NASA scientists have spotted a miniature version of Earth's Nile River on Saturn's moon Titan. The river on Titan stretches more than 200 miles (400 kilometers) from its "headwaters" to a larger sea.
Images taken by NASA's Cassini mission for the first time have revealed a river system that is vast and in high resolution, NASA said.
Scientists believe that the river valley, situated in Titan's North Polar Region, is filled with liquid hydrocarbons because it appears dark along its entire length, indicating a smooth surface.
"Though there are some short, local meanders, the relative straightness of the river valley suggests it follows the trace of at least one fault, similar to other large rivers running into the southern margin of this same Titan sea," said Jani Radebaugh, a Cassini radar team associate at Brigham Young University, Provo, Utah.
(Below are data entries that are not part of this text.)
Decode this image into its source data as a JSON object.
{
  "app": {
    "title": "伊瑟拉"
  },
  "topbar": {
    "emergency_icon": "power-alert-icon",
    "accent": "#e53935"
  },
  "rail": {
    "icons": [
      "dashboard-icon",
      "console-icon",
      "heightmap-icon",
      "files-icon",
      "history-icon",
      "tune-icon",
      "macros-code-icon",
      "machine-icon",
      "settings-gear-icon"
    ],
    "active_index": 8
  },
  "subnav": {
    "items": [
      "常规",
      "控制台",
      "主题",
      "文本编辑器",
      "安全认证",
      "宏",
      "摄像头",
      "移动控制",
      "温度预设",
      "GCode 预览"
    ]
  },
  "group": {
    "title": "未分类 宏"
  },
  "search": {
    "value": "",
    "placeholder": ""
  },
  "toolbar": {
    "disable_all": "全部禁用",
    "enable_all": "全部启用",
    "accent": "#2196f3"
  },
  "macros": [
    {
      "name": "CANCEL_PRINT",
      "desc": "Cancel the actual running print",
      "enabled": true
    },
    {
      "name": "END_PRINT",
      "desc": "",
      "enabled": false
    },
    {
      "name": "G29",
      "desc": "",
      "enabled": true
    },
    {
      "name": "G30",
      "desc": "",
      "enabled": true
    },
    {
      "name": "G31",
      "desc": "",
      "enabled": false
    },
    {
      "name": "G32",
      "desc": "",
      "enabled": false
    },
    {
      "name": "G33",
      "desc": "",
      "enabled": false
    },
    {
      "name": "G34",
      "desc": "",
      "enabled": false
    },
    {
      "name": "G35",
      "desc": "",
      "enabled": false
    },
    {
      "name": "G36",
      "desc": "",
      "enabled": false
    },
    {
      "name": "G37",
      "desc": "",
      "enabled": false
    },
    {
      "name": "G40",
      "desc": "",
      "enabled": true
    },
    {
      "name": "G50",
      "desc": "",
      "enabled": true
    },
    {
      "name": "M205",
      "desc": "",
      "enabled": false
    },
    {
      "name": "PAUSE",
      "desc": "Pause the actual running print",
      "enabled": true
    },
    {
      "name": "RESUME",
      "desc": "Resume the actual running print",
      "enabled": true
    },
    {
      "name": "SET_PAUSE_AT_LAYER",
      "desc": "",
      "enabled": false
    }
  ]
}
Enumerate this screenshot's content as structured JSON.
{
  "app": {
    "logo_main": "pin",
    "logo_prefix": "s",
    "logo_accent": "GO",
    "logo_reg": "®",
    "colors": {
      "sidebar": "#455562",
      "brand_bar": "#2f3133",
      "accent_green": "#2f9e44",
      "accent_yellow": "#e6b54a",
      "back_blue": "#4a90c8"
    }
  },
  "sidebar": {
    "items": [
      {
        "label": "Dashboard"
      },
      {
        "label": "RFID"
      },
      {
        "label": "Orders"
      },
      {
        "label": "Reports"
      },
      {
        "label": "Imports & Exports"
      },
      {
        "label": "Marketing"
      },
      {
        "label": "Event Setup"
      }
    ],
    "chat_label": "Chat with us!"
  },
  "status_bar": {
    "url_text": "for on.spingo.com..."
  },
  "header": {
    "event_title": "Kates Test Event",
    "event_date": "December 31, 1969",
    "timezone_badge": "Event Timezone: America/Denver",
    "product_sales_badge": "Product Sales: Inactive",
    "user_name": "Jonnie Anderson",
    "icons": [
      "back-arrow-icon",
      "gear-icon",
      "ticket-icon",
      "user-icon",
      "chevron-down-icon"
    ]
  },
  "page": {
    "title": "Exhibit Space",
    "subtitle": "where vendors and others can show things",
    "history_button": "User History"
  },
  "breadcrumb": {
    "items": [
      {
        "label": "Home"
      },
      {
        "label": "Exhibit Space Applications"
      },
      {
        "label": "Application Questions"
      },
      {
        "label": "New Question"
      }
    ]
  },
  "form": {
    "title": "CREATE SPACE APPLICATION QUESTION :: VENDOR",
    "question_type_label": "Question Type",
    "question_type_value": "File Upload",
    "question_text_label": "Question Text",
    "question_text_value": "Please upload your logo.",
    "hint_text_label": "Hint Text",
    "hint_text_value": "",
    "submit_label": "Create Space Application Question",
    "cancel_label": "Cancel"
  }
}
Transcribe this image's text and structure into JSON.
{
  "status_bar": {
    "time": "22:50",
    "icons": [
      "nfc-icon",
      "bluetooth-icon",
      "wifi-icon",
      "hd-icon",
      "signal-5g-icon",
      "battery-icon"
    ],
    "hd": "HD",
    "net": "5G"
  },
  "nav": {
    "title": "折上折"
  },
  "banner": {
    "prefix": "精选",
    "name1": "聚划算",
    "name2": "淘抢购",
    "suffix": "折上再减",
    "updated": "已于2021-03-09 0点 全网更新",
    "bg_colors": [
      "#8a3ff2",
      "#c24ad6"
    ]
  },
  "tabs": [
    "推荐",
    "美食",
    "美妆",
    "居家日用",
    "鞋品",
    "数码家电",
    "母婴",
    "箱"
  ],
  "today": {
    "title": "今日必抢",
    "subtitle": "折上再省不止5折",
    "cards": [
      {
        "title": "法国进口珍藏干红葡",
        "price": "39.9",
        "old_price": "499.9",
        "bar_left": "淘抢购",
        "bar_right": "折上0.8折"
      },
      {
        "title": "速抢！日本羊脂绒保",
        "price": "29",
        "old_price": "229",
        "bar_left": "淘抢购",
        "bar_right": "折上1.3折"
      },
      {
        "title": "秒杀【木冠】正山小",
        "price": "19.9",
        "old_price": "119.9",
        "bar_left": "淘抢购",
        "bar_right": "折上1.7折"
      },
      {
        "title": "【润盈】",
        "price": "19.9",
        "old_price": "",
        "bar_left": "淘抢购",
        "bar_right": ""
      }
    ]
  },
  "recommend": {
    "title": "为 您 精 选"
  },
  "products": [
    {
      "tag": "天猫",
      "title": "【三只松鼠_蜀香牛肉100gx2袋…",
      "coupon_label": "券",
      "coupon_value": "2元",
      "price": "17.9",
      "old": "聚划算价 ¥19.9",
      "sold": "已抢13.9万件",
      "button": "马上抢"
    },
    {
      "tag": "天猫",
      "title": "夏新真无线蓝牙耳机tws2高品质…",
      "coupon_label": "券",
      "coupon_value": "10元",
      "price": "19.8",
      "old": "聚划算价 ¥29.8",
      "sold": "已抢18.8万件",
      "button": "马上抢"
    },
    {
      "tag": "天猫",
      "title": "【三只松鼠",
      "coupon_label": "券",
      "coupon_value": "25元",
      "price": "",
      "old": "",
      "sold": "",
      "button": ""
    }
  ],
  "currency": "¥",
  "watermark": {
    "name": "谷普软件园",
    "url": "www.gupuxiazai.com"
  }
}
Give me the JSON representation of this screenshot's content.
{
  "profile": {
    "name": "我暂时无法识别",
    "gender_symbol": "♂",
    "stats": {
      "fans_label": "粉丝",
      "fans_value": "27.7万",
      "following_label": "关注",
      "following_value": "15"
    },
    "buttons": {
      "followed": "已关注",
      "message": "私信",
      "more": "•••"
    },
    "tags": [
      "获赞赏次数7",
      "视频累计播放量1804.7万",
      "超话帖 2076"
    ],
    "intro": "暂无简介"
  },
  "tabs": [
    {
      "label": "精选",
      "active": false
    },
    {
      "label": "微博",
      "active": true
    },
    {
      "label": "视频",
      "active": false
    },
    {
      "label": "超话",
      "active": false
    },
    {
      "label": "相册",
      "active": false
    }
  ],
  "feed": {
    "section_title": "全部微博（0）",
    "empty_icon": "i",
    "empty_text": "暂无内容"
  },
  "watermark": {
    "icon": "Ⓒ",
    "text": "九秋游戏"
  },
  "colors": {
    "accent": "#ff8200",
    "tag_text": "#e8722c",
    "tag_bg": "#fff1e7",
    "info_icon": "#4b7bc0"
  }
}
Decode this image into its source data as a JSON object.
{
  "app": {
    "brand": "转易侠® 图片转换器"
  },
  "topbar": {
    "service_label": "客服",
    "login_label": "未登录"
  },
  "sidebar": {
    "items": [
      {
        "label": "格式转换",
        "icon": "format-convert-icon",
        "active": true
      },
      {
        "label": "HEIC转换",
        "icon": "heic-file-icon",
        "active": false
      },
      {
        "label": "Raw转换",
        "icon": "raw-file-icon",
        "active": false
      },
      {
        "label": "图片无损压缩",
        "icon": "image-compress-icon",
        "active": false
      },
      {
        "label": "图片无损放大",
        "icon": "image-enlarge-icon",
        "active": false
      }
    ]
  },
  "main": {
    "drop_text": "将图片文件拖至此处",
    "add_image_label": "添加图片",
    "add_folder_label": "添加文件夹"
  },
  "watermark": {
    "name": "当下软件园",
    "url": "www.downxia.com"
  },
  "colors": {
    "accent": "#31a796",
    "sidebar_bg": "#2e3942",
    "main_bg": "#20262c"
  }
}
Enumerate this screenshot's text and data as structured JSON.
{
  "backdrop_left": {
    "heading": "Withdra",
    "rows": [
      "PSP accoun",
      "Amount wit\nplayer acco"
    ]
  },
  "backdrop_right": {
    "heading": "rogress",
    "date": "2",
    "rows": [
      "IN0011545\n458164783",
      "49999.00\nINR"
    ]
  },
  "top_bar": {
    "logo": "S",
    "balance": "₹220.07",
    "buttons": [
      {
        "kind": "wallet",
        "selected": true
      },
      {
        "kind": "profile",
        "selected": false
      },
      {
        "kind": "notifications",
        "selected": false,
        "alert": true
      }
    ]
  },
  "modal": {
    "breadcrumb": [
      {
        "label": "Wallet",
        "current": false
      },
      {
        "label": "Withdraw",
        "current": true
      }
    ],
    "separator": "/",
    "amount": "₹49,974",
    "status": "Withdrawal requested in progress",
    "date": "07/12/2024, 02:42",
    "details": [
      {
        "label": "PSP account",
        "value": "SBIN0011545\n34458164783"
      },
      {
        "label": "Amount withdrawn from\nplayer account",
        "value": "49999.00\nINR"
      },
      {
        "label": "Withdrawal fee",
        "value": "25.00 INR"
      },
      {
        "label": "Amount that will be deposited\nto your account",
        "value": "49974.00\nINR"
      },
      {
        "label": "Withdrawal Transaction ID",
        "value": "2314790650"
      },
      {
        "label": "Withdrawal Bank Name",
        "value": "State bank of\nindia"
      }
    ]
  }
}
"Such faults - fractures in Titan's bedrock -- may not imply plate tectonics, like on Earth, but still lead to the opening of basins and perhaps to the formation of the giant seas themselves," Radebaugh added.
Apart from Earth, Titan is the only other body in the solar system that has stable liquid on its surface. Earth's hydrologic cycle relies on water, but Titan's equivalent cycle is composed of hydrocarbons such as ethane and methane.
"Titan is the only place we've found besides Earth that has a liquid in continuous movement on its surface," said Steve Wall, the radar deputy team lead, based at NASA's Jet Propulsion Laboratory, Pasadena, Calif.
"This picture gives us a snapshot of a world in motion. Rain falls, and rivers move that rain to lakes and seas, where evaporation starts the cycle all over again. On Earth, the liquid is water; on Titan, it's methane; but on both it affects most everything that happens," he added.